Motoring taxes must be overhauled to deal with the opportunities and challenges posed by electric vehicle (EV) adoption.
That’s the verdict from the British Vehicle Rental and Leasing Association (BVRLA), which has published a new report suggesting as transport becomes increasingly connected, electric and even autonomous, the relevant tax systems must be modernised to prepare for a zero-emission future.
It argues not only is this necessary to drive behaviour change limiting congestion and air pollution, it is needed to fund the UK road network as carbon dioxide-based income declines by up to £2 billion per year.
The report suggests a fairer system could be based on distance travelled, time of journey or location, rather than on carbon dioxide emissions.

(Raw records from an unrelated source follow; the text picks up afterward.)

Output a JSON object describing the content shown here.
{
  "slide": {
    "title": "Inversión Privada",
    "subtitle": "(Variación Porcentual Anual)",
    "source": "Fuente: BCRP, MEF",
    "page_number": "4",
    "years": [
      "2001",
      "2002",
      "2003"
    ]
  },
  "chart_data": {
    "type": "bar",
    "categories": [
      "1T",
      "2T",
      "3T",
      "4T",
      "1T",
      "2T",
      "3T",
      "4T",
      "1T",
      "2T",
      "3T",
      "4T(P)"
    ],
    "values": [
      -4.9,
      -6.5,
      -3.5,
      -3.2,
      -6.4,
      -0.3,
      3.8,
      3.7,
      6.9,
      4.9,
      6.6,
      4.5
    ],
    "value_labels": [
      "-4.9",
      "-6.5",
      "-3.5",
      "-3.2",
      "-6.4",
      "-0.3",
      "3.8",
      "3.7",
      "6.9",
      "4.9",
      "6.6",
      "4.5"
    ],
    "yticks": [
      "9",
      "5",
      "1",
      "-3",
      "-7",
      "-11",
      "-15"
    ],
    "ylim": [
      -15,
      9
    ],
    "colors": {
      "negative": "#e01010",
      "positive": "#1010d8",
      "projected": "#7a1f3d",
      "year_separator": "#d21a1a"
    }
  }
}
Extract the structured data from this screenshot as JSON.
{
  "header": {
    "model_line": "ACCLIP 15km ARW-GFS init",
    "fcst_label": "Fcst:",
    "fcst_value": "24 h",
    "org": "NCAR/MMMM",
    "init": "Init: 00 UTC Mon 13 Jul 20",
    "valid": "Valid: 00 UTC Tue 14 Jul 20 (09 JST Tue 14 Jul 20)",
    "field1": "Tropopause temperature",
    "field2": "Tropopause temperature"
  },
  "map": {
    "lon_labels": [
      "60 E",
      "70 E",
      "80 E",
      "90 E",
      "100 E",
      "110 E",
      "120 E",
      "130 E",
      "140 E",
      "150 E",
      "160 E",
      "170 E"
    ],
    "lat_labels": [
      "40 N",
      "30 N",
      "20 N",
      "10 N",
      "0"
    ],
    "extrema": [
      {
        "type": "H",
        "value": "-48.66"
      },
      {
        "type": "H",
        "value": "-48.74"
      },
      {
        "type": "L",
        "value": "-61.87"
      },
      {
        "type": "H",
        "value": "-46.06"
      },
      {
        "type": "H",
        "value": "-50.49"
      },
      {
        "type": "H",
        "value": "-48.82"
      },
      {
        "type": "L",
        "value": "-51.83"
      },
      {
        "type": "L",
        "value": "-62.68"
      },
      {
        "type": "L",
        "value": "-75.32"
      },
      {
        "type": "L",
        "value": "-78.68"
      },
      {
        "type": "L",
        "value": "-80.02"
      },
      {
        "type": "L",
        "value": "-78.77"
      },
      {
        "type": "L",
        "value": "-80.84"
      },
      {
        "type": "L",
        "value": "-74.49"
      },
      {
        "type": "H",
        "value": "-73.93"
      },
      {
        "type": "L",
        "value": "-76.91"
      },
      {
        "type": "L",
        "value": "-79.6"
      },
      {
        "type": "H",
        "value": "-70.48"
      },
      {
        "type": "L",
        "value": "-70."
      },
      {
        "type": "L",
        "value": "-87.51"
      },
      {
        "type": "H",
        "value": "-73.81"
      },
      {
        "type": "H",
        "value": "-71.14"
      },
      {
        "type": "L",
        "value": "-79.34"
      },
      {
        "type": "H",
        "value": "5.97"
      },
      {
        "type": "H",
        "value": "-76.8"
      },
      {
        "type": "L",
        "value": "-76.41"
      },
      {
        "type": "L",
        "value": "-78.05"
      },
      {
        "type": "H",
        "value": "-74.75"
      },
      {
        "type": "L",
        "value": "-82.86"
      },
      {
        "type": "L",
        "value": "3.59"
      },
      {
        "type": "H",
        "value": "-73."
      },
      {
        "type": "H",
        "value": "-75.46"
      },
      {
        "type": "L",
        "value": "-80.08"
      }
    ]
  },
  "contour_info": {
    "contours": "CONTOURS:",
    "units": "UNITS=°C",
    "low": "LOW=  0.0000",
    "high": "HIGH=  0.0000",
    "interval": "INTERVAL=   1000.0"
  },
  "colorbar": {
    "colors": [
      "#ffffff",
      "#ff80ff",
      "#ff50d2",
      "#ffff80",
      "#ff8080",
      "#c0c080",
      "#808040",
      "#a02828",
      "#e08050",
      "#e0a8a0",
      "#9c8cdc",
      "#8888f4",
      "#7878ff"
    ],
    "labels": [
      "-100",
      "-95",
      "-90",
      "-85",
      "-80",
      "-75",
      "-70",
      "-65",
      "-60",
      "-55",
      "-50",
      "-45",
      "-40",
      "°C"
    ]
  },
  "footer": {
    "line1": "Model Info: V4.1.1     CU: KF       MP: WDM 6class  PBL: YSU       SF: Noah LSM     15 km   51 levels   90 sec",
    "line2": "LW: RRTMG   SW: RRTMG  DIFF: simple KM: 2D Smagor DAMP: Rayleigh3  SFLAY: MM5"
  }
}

It emphasises taxes must give motorists a clear and consistent message that investing in plug-in EVs will bring economic benefits and stresses that the tax must be adaptable as these technologies are likely to continue to evolve.
Paul Johnson, Director of the Institute for Fiscal Studies, said of the tax: “Leave it too late and there is the real risk that we manage the transition inefficiently, lose huge amounts of revenue over the long run and see ever growing congestion on our roads.”
Energy UK’s Director of Policy, Audrey Gallacher noted: “Energy UK is clear that we must avoid blunt recovery methods such as transferring existing vehicle taxes onto electricity bills – a highly regressive approach that would negatively impact vulnerable customers – and instead examine in detail the potential for more sophisticated and smarter options as highlighted in the report.”